Understanding Default Rates

The standard funding rate used is by most exchanges is 10.95%. It means that the exchanges treat the investment as if the lending rate for crypto was 0% and USDT was 10.95%. So by default, an investor that longs a currency using Futures would pay that amount for the user shorting the currency.

In reality, however, the interest rate of the US dollar (Fed funds) stands at around 4% and multiple crypto projects offer staking rewards with much higher rates. On an efficient market, the futures should reflect the difference in interest rates between the coins. So when the staking rewards are higher than 4%, the investor should pay to short, rather than earn. Otherwise an investor can simply profit by staking the coin and shorting the future.

With the default rate not reflecting the market, the only way for the futures to have the "correct" funding rate is adjusting it via the Premium Index. But this is not easy to do. On Gate.io and Binance, the funding rates are calculated by the following formula:

Premium Index = [Max (0, Depth Weighted Bid Price - Mark Price) - Max (0, Mark Price - Depth Weighted Ask Price)]/Index Price

Funding Rate(F) = Premium Index(P)+clamp(interest rate-Premium Index(P),0.05%-0.05%)

This (SOURCE) goes in-depth on how the formulas work and explains the numbers involved.

The first formula means that regardless of market conditions, the Premium Index would only start to be adjusted if either the impact bid is higher than the mark price or the impact ask is lower than the mark price. In other words, the Premium Index would only start to be adjusted if there are people willing to sell at least $4000 worth of contracts below what the exchange considers a fair price. Many futures don’t achieve that simply due to lack of liquidity.

The second formula means that the premium index would need to be at least 0.05% to impact the funding rate, making it even harder to accomplish. For reference, a 0.05% funding rate every 8 hours is a 54.75% annualized rate.

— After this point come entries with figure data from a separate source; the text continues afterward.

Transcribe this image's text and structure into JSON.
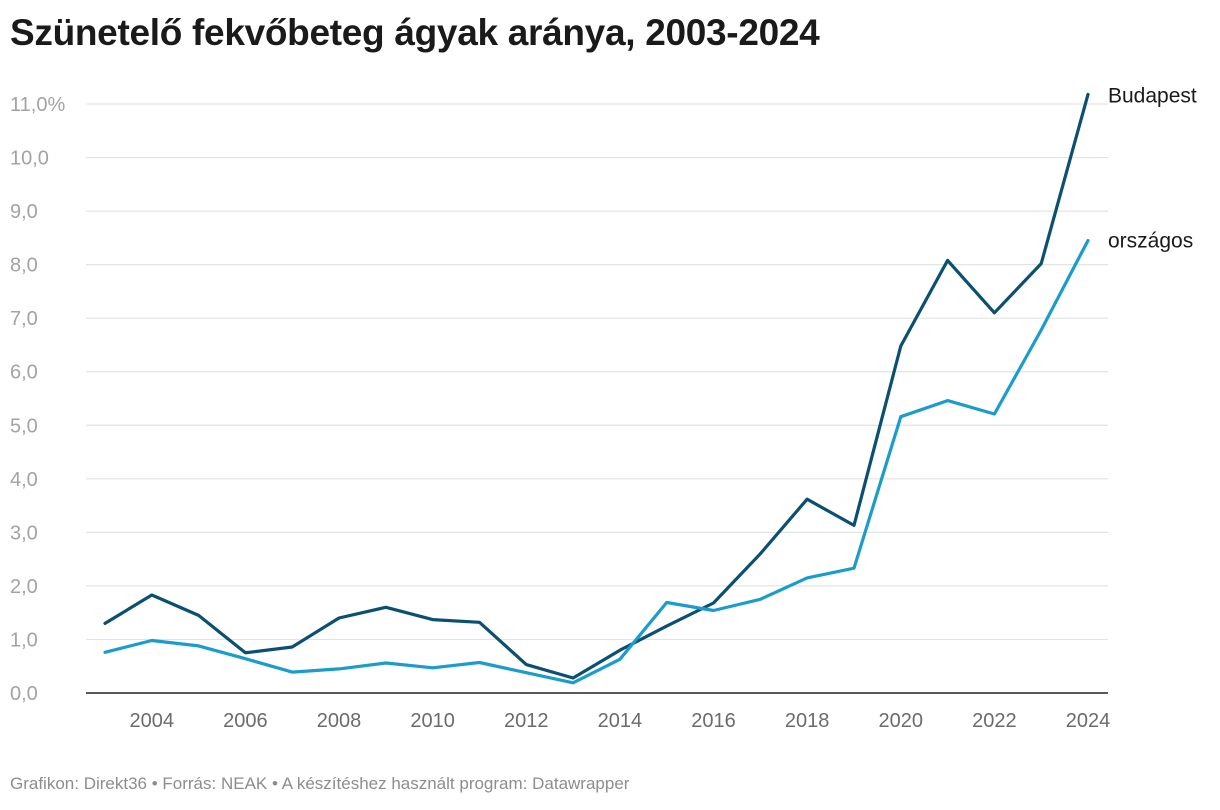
{
  "chart_data": {
    "type": "line",
    "title": "Szünetelő fekvőbeteg ágyak aránya, 2003-2024",
    "x": [
      2003,
      2004,
      2005,
      2006,
      2007,
      2008,
      2009,
      2010,
      2011,
      2012,
      2013,
      2014,
      2015,
      2016,
      2017,
      2018,
      2019,
      2020,
      2021,
      2022,
      2023,
      2024
    ],
    "x_ticks": [
      {
        "value": 2004,
        "label": "2004"
      },
      {
        "value": 2006,
        "label": "2006"
      },
      {
        "value": 2008,
        "label": "2008"
      },
      {
        "value": 2010,
        "label": "2010"
      },
      {
        "value": 2012,
        "label": "2012"
      },
      {
        "value": 2014,
        "label": "2014"
      },
      {
        "value": 2016,
        "label": "2016"
      },
      {
        "value": 2018,
        "label": "2018"
      },
      {
        "value": 2020,
        "label": "2020"
      },
      {
        "value": 2022,
        "label": "2022"
      },
      {
        "value": 2024,
        "label": "2024"
      }
    ],
    "y_ticks": [
      {
        "value": 0,
        "label": "0,0"
      },
      {
        "value": 1,
        "label": "1,0"
      },
      {
        "value": 2,
        "label": "2,0"
      },
      {
        "value": 3,
        "label": "3,0"
      },
      {
        "value": 4,
        "label": "4,0"
      },
      {
        "value": 5,
        "label": "5,0"
      },
      {
        "value": 6,
        "label": "6,0"
      },
      {
        "value": 7,
        "label": "7,0"
      },
      {
        "value": 8,
        "label": "8,0"
      },
      {
        "value": 9,
        "label": "9,0"
      },
      {
        "value": 10,
        "label": "10,0"
      },
      {
        "value": 11,
        "label": "11,0%"
      }
    ],
    "xlim": [
      2003,
      2024
    ],
    "ylim": [
      0,
      11
    ],
    "grid": true,
    "legend": "direct labels at line ends",
    "series": [
      {
        "name": "Budapest",
        "color": "#0b4f71",
        "values": [
          1.3,
          1.83,
          1.45,
          0.75,
          0.86,
          1.4,
          1.6,
          1.37,
          1.32,
          0.53,
          0.28,
          0.8,
          1.25,
          1.68,
          2.6,
          3.62,
          3.13,
          6.48,
          8.08,
          7.1,
          8.02,
          11.18
        ]
      },
      {
        "name": "országos",
        "color": "#1b9ccb",
        "values": [
          0.76,
          0.98,
          0.88,
          0.64,
          0.39,
          0.45,
          0.56,
          0.47,
          0.57,
          0.38,
          0.19,
          0.63,
          1.69,
          1.54,
          1.75,
          2.15,
          2.33,
          5.16,
          5.46,
          5.21,
          6.78,
          8.45
        ]
      }
    ]
  },
  "footer": {
    "text": "Grafikon: Direkt36 • Forrás: NEAK • A készítéshez használt program: Datawrapper"
  }
}
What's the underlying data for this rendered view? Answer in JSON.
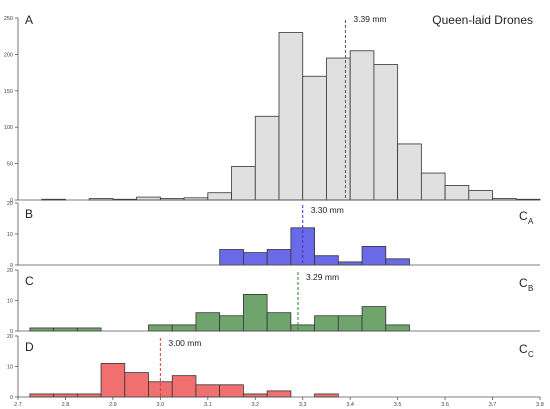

So while it would be possible for the futures to have a funding rate in line with what we would expect from the interest rates involve, this is very hard to achieve in practice, due to how the rates are defined.

The results are felt on multiple exchanges, but a good example is Gate.io where over the past 7 days, 133 out of the 181 Futures tracked by Coinglass had an accumulated 0.21% funding rate, meaning that their funding rate was 0.01% on every interval and investors were paid to short the tokens. Including clear cases for arbitrage.